BillCosby
Barbara Bowman, who has spoken out for years regarding her allegations that Bill Cosby drugged and raped her in the 1980s, has said, "“I will not live in silence anymore about Bill Cosby." Reuters

Over the years, 13 women have come forward with accusations that comedian Bill Cosby drugged and raped them, and now the spotlight on the former sitcom superstar just intensified: Barbara Bowman, one of his accusers, penned a Washington Post op-ed on Thursday alleging that in 1985, when she was a 17-year-old aspiring actress, Cosby drugged and raped her several times.

Bowman wrote that over the years she told many people -- including her agent and a lawyer -- that Cosby raped her, but that no one seemed to encourage her to go to the police, and she was even accused of lying. "I was a teenager from Denver acting in McDonald’s commercials," she wrote. "He was Bill Cosby: consummate American dad Cliff Huxtable and the Jell-O spokesman."

The statute of limitations has run out, and the 46-year-old mother of two now says, “I have nothing to gain by continuing to speak out," although she does want to fight for legislation that ends statutes of limitations for reporting rape.

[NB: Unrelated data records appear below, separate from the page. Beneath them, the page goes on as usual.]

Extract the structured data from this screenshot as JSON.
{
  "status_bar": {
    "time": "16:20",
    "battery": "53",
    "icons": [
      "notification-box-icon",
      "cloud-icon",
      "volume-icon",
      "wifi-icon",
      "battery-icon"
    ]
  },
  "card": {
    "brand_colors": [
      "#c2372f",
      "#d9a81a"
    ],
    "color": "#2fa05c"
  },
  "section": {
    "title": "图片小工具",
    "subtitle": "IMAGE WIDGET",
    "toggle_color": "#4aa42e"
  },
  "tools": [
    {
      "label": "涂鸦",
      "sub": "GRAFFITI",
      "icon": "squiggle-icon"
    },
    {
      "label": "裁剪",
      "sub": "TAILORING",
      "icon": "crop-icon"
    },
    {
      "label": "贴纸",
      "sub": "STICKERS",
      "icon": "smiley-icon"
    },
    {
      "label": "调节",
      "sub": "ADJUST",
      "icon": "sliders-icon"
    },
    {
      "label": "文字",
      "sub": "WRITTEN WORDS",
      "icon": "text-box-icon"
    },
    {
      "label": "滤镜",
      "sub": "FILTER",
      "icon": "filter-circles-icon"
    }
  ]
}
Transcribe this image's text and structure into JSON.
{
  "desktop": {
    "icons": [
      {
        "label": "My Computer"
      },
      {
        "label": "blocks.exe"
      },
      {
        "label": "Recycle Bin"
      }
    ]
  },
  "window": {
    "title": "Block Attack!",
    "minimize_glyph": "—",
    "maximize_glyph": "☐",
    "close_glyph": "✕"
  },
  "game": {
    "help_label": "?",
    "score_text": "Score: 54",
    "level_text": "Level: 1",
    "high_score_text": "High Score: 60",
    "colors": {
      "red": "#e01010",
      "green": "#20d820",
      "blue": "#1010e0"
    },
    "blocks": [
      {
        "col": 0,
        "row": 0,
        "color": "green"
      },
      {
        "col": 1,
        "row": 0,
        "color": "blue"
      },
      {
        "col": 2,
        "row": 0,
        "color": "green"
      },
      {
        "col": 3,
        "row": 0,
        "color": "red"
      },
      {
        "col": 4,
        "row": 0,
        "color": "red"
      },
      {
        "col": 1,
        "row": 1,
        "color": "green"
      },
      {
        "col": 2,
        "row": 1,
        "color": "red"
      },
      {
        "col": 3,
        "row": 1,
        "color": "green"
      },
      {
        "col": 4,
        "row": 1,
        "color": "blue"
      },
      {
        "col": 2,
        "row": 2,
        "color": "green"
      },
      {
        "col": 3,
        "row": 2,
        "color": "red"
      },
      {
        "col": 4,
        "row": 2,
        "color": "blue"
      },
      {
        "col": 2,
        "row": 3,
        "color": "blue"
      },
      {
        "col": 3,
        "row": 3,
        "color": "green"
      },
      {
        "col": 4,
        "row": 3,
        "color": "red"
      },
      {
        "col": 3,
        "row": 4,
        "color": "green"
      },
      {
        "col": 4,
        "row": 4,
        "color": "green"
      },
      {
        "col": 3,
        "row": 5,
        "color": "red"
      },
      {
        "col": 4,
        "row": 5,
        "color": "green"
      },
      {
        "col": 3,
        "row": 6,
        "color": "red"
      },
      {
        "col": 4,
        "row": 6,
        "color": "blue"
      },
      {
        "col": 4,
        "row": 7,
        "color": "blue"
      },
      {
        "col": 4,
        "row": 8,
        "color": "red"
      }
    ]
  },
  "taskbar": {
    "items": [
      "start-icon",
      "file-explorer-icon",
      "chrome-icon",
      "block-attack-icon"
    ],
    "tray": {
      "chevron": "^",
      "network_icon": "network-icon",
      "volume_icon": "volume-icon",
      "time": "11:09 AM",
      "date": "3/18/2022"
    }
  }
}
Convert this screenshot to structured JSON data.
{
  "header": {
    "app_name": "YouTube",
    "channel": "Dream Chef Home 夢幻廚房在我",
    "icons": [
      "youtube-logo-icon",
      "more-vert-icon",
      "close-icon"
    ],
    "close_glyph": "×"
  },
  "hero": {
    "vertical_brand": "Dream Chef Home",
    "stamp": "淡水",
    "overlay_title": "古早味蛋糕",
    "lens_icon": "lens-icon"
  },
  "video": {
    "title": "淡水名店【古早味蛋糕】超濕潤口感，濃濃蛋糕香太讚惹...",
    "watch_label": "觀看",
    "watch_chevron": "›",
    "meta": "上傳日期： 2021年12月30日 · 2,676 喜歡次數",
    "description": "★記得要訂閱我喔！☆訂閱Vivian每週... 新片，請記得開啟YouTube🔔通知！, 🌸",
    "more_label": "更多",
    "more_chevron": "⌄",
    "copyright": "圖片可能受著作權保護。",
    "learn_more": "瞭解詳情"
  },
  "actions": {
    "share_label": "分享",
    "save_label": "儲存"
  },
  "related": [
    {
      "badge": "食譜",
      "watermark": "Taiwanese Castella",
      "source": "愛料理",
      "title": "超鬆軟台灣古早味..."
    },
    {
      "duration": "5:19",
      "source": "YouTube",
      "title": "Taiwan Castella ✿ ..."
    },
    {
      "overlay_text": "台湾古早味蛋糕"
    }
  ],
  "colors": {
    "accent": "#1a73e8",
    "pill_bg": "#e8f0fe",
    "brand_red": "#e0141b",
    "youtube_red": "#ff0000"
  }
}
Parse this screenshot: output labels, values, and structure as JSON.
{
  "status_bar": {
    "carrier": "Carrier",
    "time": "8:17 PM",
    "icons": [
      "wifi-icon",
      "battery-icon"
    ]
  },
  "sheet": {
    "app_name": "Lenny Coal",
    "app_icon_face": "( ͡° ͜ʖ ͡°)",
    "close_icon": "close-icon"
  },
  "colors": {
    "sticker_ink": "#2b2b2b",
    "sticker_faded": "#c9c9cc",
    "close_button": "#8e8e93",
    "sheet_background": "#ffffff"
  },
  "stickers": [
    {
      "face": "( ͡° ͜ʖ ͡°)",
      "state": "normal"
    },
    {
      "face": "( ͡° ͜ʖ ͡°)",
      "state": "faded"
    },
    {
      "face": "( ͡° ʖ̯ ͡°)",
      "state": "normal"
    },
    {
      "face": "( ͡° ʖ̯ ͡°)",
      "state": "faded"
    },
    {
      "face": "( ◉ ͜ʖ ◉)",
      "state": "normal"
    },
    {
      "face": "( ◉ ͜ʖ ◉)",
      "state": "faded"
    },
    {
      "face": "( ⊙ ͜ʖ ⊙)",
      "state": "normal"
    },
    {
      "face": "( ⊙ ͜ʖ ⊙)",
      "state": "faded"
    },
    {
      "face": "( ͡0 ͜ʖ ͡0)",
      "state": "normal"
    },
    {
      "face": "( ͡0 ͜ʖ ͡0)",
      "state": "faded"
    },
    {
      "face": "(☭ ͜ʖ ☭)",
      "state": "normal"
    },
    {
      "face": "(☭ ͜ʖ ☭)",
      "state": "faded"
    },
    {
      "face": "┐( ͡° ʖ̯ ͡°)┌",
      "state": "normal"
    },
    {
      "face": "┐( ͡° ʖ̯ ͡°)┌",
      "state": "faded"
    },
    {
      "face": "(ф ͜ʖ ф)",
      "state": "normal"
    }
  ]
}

Although Cosby settled with Andrea Constand in 2006, after she filed a civil lawsuit against him in 2004, the scattered reporting about the allegations over the years, including a profile of Bowman in Newsweek, never quite gathered enough steam to go viral on the Internet. But when male comedian Hannibal Buress called out Cosby in a scathing comedy routine last month, the accusations, which the comedian said had been floating around for years, began to make headlines.

"It’s just information that’s out there," Buress said in his act. "Thirteen? And it’s even worse because Bill Cosby has the f-----g smuggest old black man public persona that I hate. 'Pull your pants up, black people. I was on TV in the ’80s. I can talk down to you because I had a successful sitcom.' Yeah, but you raped women, Bill Cosby. So, brings you down a couple notches."

In her op-ed, Bowman asks why it took a man calling out Cosby for people to listen. "Why wasn’t I believed?" she wrote. "Why didn't I get the same reaction of shock and revulsion when I originally reported it.... The women victimized by Bill Cosby have been talking about his crimes for more than a decade. Why didn’t our stories go viral?"

Now that Cosby's accusers' stories are getting more attention, he's beginning to feel the heat. Cosby's scheduled appearance on "The Queen Latifah Show" was recently canceled with no explanation, and an ill-conceived request on Cosby's website Monday to turn him into a meme resulted in a deluge of Cosby rape memes.